After the loss of Queen Rhaenys and Meraxes above the Hellholt in 10 AC, the temper of the war changed utterly. The grief of Aegon the Conqueror hardened into a fury that spared nothing, and the years that followed are remembered as the Dragon's Wroth. Aegon upon Balerion and his sister Visenya upon Vhagar took to the Dornish skies not to conquer but to punish, and for three long years they set the strongholds of the desert lords ablaze.
Every castle that had raised its banners against the Iron Throne felt the fire. Sunspear, the Hellholt, Vaith, Yronwood, the Tor, and Ghost Hill were burned again and again, some so often that little was left to burn. Yet the Dornish had learned the same lesson under fire that they had taught the Targaryens by ambush: stone does not surrender, and a people who scatter into the sands and the mountain passes cannot be slain from the air. The lords of Dorne rebuilt what was thrown down, hid their strength, and endured, while their assassins reached ever closer to the dragons themselves. It is said knives were sent even for Aegon, and that Visenya thereafter would not let her brother go unguarded.

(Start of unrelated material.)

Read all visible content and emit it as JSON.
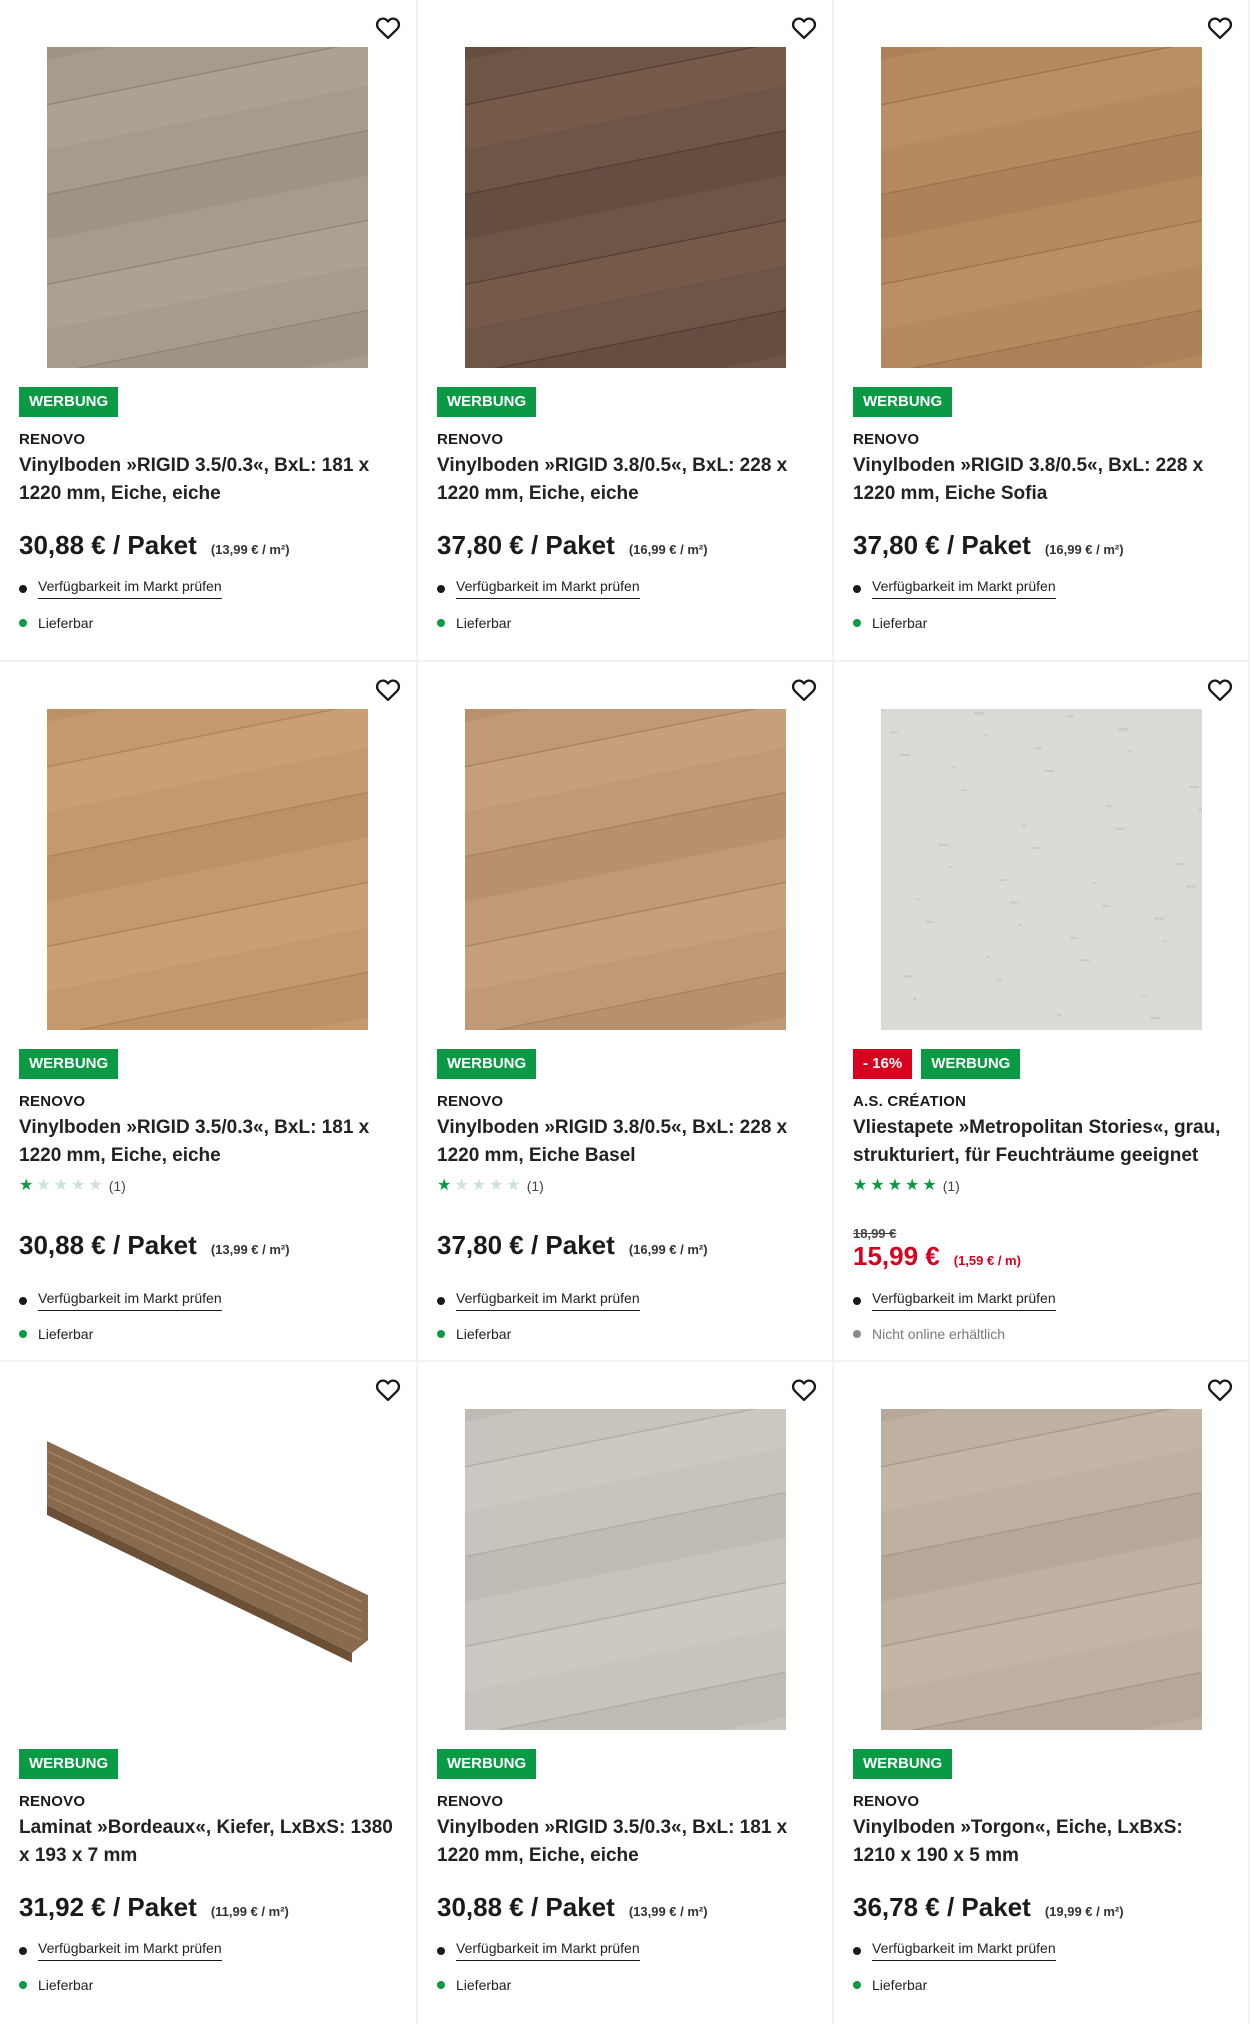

The Dragon's Wroth won the crown no lasting gain, only ash and hatred, and in 13 AC Aegon at last consented to end the war. The precise terms were never widely known, and rumor held that the Dornish had some hold over the Conqueror that pressed him to peace. Whatever the cause, Dorne was left unbroken and unbowed, keeping its princes and its independence, and the memory of the burnings would poison relations between Sunspear and the Iron Throne for generations to come.